From Vienna/NY/LA: 2 Hours
Sunday afternoon, November 18, 3pm
Generations of composers, painters, writers, actors, and other artists made trans-Atlantic crossings from Austria and Germany to the U.S., seeking opportunities, fresh inspirations, or safety from tyranny, persecution, or war. Many left an indelible mark on their new homeland, regardless of whether their stays here were brief or permanent. This program offers works by some of the most formidable personalities of the early 20th century, who found success, solace, or frustration in the New World, including two of the major creative figures of the age, Gustav Mahler and Arnold Schoenberg, the renowned professor and composer ALEXANDER ZEMLINSKY, the captivating ALMA MAHLER, and famed conductor and (early in his career) accomplished composer BRUNO WALTER. Acclaimed soprano Justine Aronson returns to Merestead for performances of songs by Alma Mahler and Zemlinsky. (Supported by the Westchester Community Foundation Rudyard and Emanuella Reimss Fund)
Memories and Premonitions
Sunday afternoon, December 16, 3pm
Sounds and spirits of the past often inhabit the music of the present, as each generation of composers builds upon the music of its artistic forbears. At this concert, the ghosts of Mozart, Brahms, klezmer, ragtime, Peruvian folk music, and Hindustani singers hover around the works of William Albright, GABRIELA LENA FRANK, Pulitzer Prize-winner JOHN HARBISON, and 2012 CULTIVATE Fellow REENA ESMAIL. Highlighting this program is a rare performance of Albright's epic Clarinet Quintet of 1987, which veers precipitously from the savage and cerebral to the radiant and sublime, as it time-travels across the centuries; the performance features his one-time student, Music from Copland House's renowned Founding Clarinetist Derek Bermel. HARBISON's November 19, 1828 conjures the soul and spirit of Franz Schubert before and after his death on that date. The works of Frank and Esmail reach back into the music of their respective ancestry.
The Listening Eye
Sunday afternoon, March 10, 3pm
Critic Alan Rich once called music a "mirror of the arts." This vibrant program explores the inspiration of visual arts on the word of sound. 2012 Pulitzer Prize-winner KEVIN PUTS' Living Frescoes is a musical manifestation of the celebrated video artist Bill Viola's massive installation Going Forth by Day, originally exhibited by Berlin's Deutsche Guggenheim. The work, Puts explains, "explores themes of human existence: individuality, society, death, rebirth."
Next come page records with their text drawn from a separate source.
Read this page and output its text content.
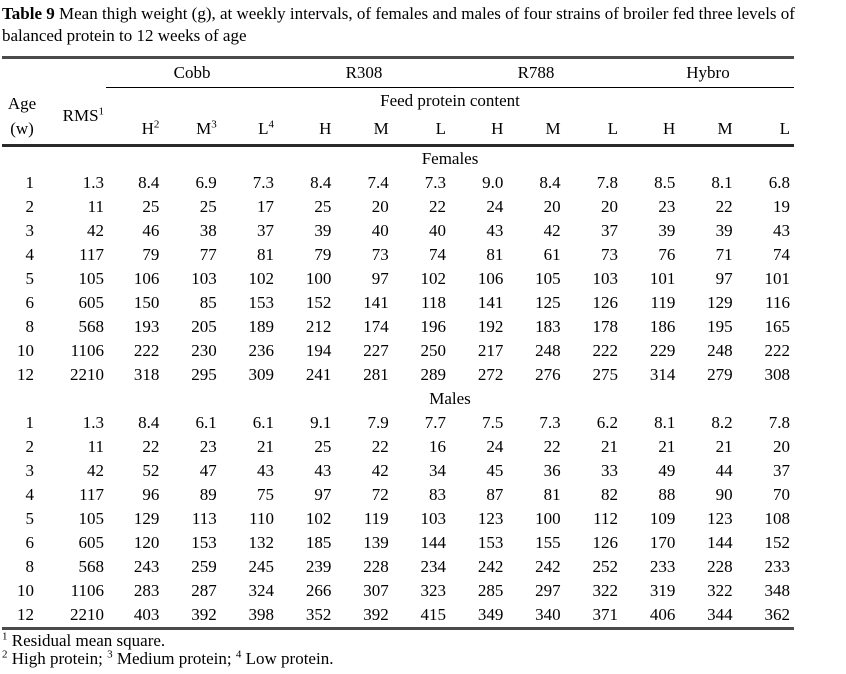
Table 9 Mean thigh weight (g), at weekly intervals, of females and males of four strains of broiler fed three levels of balanced protein to 12 weeks of age
		Cobb			R308			R788			Hybro		

Age
(w)	RMS$^1$	Feed protein content											
		$H^2$	$M^3$	$L^4$	H	M	L	H	M	L	H	M	L
		Females											
1	1.3	8.4	6.9	7.3	8.4	7.4	7.3	9.0	8.4	7.8	8.5	8.1	6.8
2	11	25	25	17	25	20	22	24	20	20	23	22	19
3	42	46	38	37	39	40	40	43	42	37	39	39	43
4	117	79	77	81	79	73	74	81	61	73	76	71	74
5	105	106	103	102	100	97	102	106	105	103	101	97	101
6	605	150	85	153	152	141	118	141	125	126	119	129	116
8	568	193	205	189	212	174	196	192	183	178	186	195	165
10	1106	222	230	236	194	227	250	217	248	222	229	248	222
12	2210	318	295	309	241	281	289	272	276	275	314	279	308
		Males											
1	1.3	8.4	6.1	6.1	9.1	7.9	7.7	7.5	7.3	6.2	8.1	8.2	7.8
2	11	22	23	21	25	22	16	24	22	21	21	21	20
3	42	52	47	43	43	42	34	45	36	33	49	44	37
4	117	96	89	75	97	72	83	87	81	82	88	90	70
5	105	129	113	110	102	119	103	123	100	112	109	123	108
6	605	120	153	132	185	139	144	153	155	126	170	144	152
8	568	243	259	245	239	228	234	242	242	252	233	228	233
10	1106	283	287	324	266	307	323	285	297	322	319	322	348
12	2210	403	392	398	352	392	415	349	340	371	406	344	362
$^1$ Residual mean square.
$^2$ High protein; $^3$ Medium protein; $^4$ Low protein.
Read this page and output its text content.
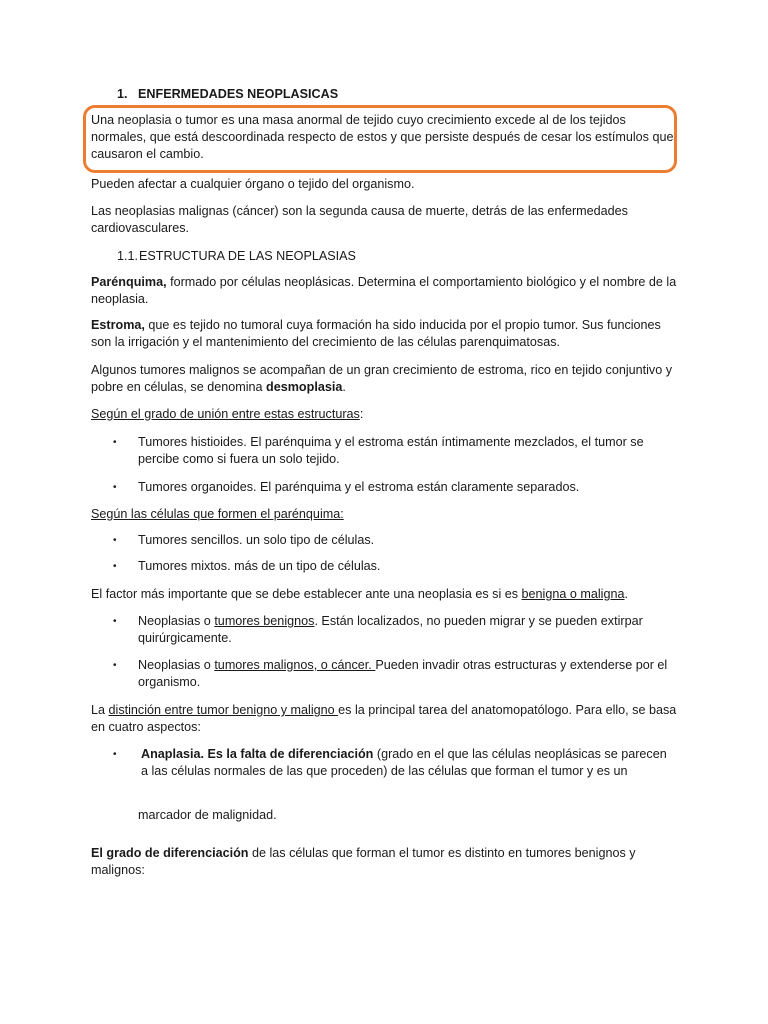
1. ENFERMEDADES NEOPLASICAS

Una neoplasia o tumor es una masa anormal de tejido cuyo crecimiento excede al de los tejidos normales, que está descoordinada respecto de estos y que persiste después de cesar los estímulos que causaron el cambio.

Pueden afectar a cualquier órgano o tejido del organismo.

Las neoplasias malignas (cáncer) son la segunda causa de muerte, detrás de las enfermedades cardiovasculares.

1.1.ESTRUCTURA DE LAS NEOPLASIAS

Parénquima, formado por células neoplásicas. Determina el comportamiento biológico y el nombre de la neoplasia.

Estroma, que es tejido no tumoral cuya formación ha sido inducida por el propio tumor. Sus funciones son la irrigación y el mantenimiento del crecimiento de las células parenquimatosas.

Algunos tumores malignos se acompañan de un gran crecimiento de estroma, rico en tejido conjuntivo y pobre en células, se denomina desmoplasia.

Según el grado de unión entre estas estructuras:

•	Tumores histioides. El parénquima y el estroma están íntimamente mezclados, el tumor se percibe como si fuera un solo tejido.
•	Tumores organoides. El parénquima y el estroma están claramente separados.

Según las células que formen el parénquima:

•	Tumores sencillos. un solo tipo de células.
•	Tumores mixtos. más de un tipo de células.

El factor más importante que se debe establecer ante una neoplasia es si es benigna o maligna.

•	Neoplasias o tumores benignos. Están localizados, no pueden migrar y se pueden extirpar quirúrgicamente.
•	Neoplasias o tumores malignos, o cáncer. Pueden invadir otras estructuras y extenderse por el organismo.

La distinción entre tumor benigno y maligno es la principal tarea del anatomopatólogo. Para ello, se basa en cuatro aspectos:

•	Anaplasia. Es la falta de diferenciación (grado en el que las células neoplásicas se parecen a las células normales de las que proceden) de las células que forman el tumor y es un

marcador de malignidad.

El grado de diferenciación de las células que forman el tumor es distinto en tumores benignos y malignos:
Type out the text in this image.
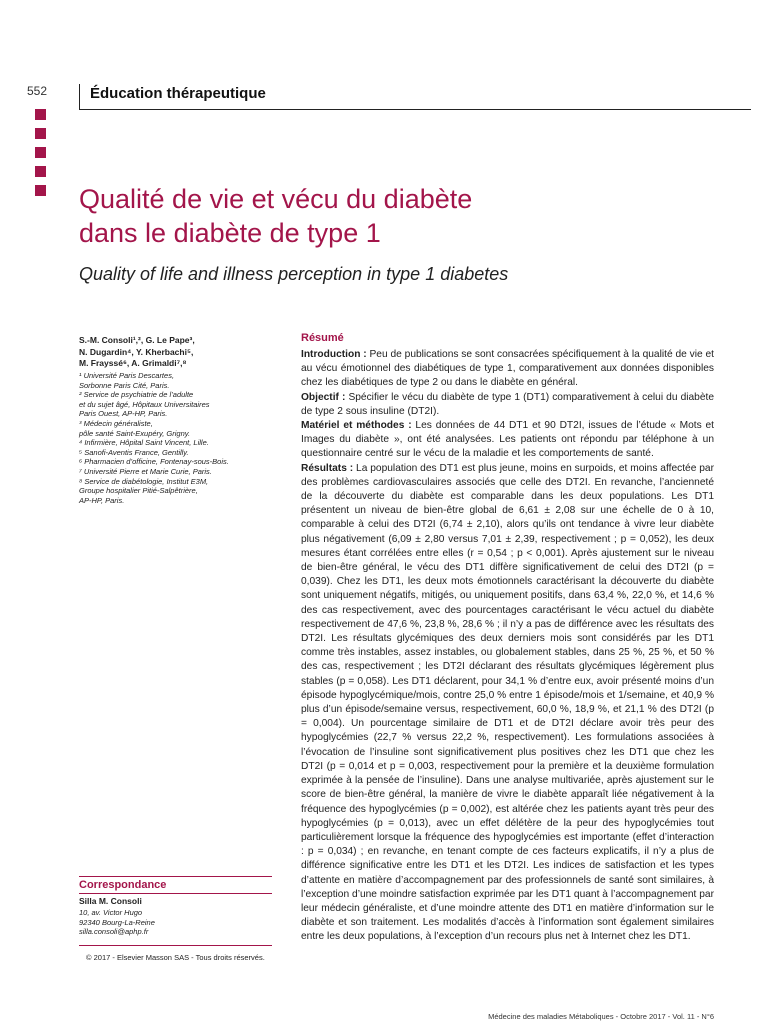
552	Éducation thérapeutique
Qualité de vie et vécu du diabète
dans le diabète de type 1
Quality of life and illness perception in type 1 diabetes
S.-M. Consoli¹,², G. Le Pape³,
N. Dugardin⁴, Y. Kherbachi⁵,
M. Frayssé⁶, A. Grimaldi⁷,⁸
¹ Université Paris Descartes,
Sorbonne Paris Cité, Paris.
² Service de psychiatrie de l’adulte
et du sujet âgé, Hôpitaux Universitaires
Paris Ouest, AP-HP, Paris.
³ Médecin généraliste,
pôle santé Saint-Exupéry, Grigny.
⁴ Infirmière, Hôpital Saint Vincent, Lille.
⁵ Sanofi-Aventis France, Gentilly.
⁶ Pharmacien d’officine, Fontenay-sous-Bois.
⁷ Université Pierre et Marie Curie, Paris.
⁸ Service de diabétologie, Institut E3M,
Groupe hospitalier Pitié-Salpêtrière,
AP-HP, Paris.
Correspondance
Silla M. Consoli
10, av. Victor Hugo
92340 Bourg-La-Reine
silla.consoli@aphp.fr
© 2017 - Elsevier Masson SAS - Tous droits réservés.
Résumé

Introduction : Peu de publications se sont consacrées spécifiquement à la qualité de vie et au vécu émotionnel des diabétiques de type 1, comparativement aux données disponibles chez les diabétiques de type 2 ou dans le diabète en général.

Objectif : Spécifier le vécu du diabète de type 1 (DT1) comparativement à celui du diabète de type 2 sous insuline (DT2I).

Matériel et méthodes : Les données de 44 DT1 et 90 DT2I, issues de l’étude « Mots et Images du diabète », ont été analysées. Les patients ont répondu par téléphone à un questionnaire centré sur le vécu de la maladie et les comportements de santé.

Résultats : La population des DT1 est plus jeune, moins en surpoids, et moins affectée par des problèmes cardiovasculaires associés que celle des DT2I. En revanche, l’ancienneté de la découverte du diabète est comparable dans les deux populations. Les DT1 présentent un niveau de bien-être global de 6,61 ± 2,08 sur une échelle de 0 à 10, comparable à celui des DT2I (6,74 ± 2,10), alors qu’ils ont tendance à vivre leur diabète plus négativement (6,09 ± 2,80 versus 7,01 ± 2,39, respectivement ; p = 0,052), les deux mesures étant corrélées entre elles (r = 0,54 ; p < 0,001). Après ajustement sur le niveau de bien-être général, le vécu des DT1 diffère significativement de celui des DT2I (p = 0,039). Chez les DT1, les deux mots émotionnels caractérisant la découverte du diabète sont uniquement négatifs, mitigés, ou uniquement positifs, dans 63,4 %, 22,0 %, et 14,6 % des cas respectivement, avec des pourcentages caractérisant le vécu actuel du diabète respectivement de 47,6 %, 23,8 %, 28,6 % ; il n’y a pas de différence avec les résultats des DT2I. Les résultats glycémiques des deux derniers mois sont considérés par les DT1 comme très instables, assez instables, ou globalement stables, dans 25 %, 25 %, et 50 % des cas, respectivement ; les DT2I déclarant des résultats glycémiques légèrement plus stables (p = 0,058). Les DT1 déclarent, pour 34,1 % d’entre eux, avoir présenté moins d’un épisode hypoglycémique/mois, contre 25,0 % entre 1 épisode/mois et 1/semaine, et 40,9 % plus d’un épisode/semaine versus, respectivement, 60,0 %, 18,9 %, et 21,1 % des DT2I (p = 0,004). Un pourcentage similaire de DT1 et de DT2I déclare avoir très peur des hypoglycémies (22,7 % versus 22,2 %, respectivement). Les formulations associées à l’évocation de l’insuline sont significativement plus positives chez les DT1 que chez les DT2I (p = 0,014 et p = 0,003, respectivement pour la première et la deuxième formulation exprimée à la pensée de l’insuline). Dans une analyse multivariée, après ajustement sur le score de bien-être général, la manière de vivre le diabète apparaît liée négativement à la fréquence des hypoglycémies (p = 0,002), est altérée chez les patients ayant très peur des hypoglycémies (p = 0,013), avec un effet délétère de la peur des hypoglycémies tout particulièrement lorsque la fréquence des hypoglycémies est importante (effet d’interaction : p = 0,034) ; en revanche, en tenant compte de ces facteurs explicatifs, il n’y a plus de différence significative entre les DT1 et les DT2I. Les indices de satisfaction et les types d’attente en matière d’accompagnement par des professionnels de santé sont similaires, à l’exception d’une moindre satisfaction exprimée par les DT1 quant à l’accompagnement par leur médecin généraliste, et d’une moindre attente des DT1 en matière d’information sur le diabète et son traitement. Les modalités d’accès à l’information sont également similaires entre les deux populations, à l’exception d’un recours plus net à Internet chez les DT1.

Médecine des maladies Métaboliques - Octobre 2017 - Vol. 11 - N°6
Also on the program is From the Faraway Nearby by 2007 Copland House Resident KATHRYN ALEXANDER, which, inspired by three Georgia O'Keeffe paintings, explores the juxtaposition of opposites.
"Each of the movements is, in fact, analogous with one or more O'Keefe paintings," Alexander notes; "O'Keeffe's exploration of a mysterious unity perceived by the senses rather than by thought seems central to her own work. For the listener, then, perhaps music, in its intractable complexity and in its sensory connotation, is the experience of life and the ephemeral."